Categories: archaeology, archives and museums, material religion, Native American religions, race and religion, Sarah Dees's posts, teaching
Posted by Sarah E. Dees
Posted by Sarah E. Dees
Sarah E. Dees
This semester I developed a new course, "Religion, Race, and Ethnicity: Exhibiting Race and Religion," which has focused on the role of historical and contemporary cultural exhibition and museum practices in promoting ideas about race, ethnicity, culture, and religion. The course grows out of my research on historical American anthropologists' examinations of Native American religions as well as my interest in contemporary collaborative museum practices. Broadly, I’m concerned with historical museum practices that sought to reinforce notions of essential human difference as well as contemporary efforts to decolonize museum spaces—as members of the communities once on display now articulate their history, culture, and identity on their own terms.

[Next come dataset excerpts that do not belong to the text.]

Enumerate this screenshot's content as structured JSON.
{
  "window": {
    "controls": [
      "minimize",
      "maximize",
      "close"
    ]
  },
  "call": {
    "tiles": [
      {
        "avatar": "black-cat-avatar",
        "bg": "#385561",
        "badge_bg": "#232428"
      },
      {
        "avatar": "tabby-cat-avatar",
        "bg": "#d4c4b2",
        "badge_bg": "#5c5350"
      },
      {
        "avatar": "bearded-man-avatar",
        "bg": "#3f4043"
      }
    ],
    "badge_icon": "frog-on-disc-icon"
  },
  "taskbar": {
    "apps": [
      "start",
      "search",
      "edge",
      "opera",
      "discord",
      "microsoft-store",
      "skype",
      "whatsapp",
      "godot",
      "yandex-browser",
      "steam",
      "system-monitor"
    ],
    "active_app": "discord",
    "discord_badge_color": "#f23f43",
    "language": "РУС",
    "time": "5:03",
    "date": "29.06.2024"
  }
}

I chose readings that would offer a theoretical framework for the categories we would be examining and a historical overview of exhibition practices beginning in the nineteenth century, including “human zoos,” international expositions, world’s fairs, and museums. At the beginning of the course, we discussed essays on the categories “religion,” “race,” “ethnicity,” and “culture” from a few edited volumes: Mark Taylor’s Critical Terms for Religious Studies, Philip Goff and Paul Harvey’s Themes in Religion and American Culture, and Willi Braun and Russell McCutcheon’s Guide to the Study of Religion.
Finally, we read texts that would help us understand more recent and local exhibition practices. I paired the introduction to Amy Lonetree's Decolonizing Museums with a chapter from Peter Nabokov’s Where the Lightning Strikes: The Lives of American Indian Sacred Places, which describes how the Tennessee Valley Authority (TVA), a federally owned corporation, built numerous dams that flooded archaeological sites sacred to the Cherokees and other Southeastern Native nations. Prior to the flooding of these sites, archaeologists conducted numerous digs to preserve significant artifacts, which were handed over to the McClung Museum of Natural History and Culture at the University of Tennessee for safekeeping. The TVA is (ironically?) a primary financial supporter of the McClung Museum's permanent exhibition on Southeastern Native history and culture, "Archaeology and the Native Peoples of Tennessee."
Throughout the semester, students went on three museum visits to the McClung Museum: two were led by museum staff and one was self-guided. For the first museum visit toward the beginning of the semester, a member of the curatorial staff gave us an introductory tour of the museum, focusing on two exhibitions: one dedicated to ancient Egyptian culture and another to artistic objects from numerous cultures. Students completed an assignment requiring them to describe the two exhibitions, analyze an object from each, and compare and contrast the two exhibitions—one which presents numerous items from one culture, and another that displays items from cultures in a single room. After we’d had an opportunity to read about and discuss historical museum practices, students returned to the museum and completed another writing assignment that asked them to compare what they saw at the museum with historical exhibition practices described in their readings. Finally, at the end of the semester, we had another museum visit that included an in-depth tour of the “Native Peoples of Tennessee” exhibit. The curator offered the class information about the history and development of the exhibition, including the ways in which the museum worked with representatives from Cherokee Nation of Oklahoma, the United Keetoowah Band of Cherokee Indians, also of Oklahoma, and the the Eastern Band of Cherokee Indians of North Carolina to design an exhibit that presents Cherokee history accurately and in accordance with Cherokee perspectives.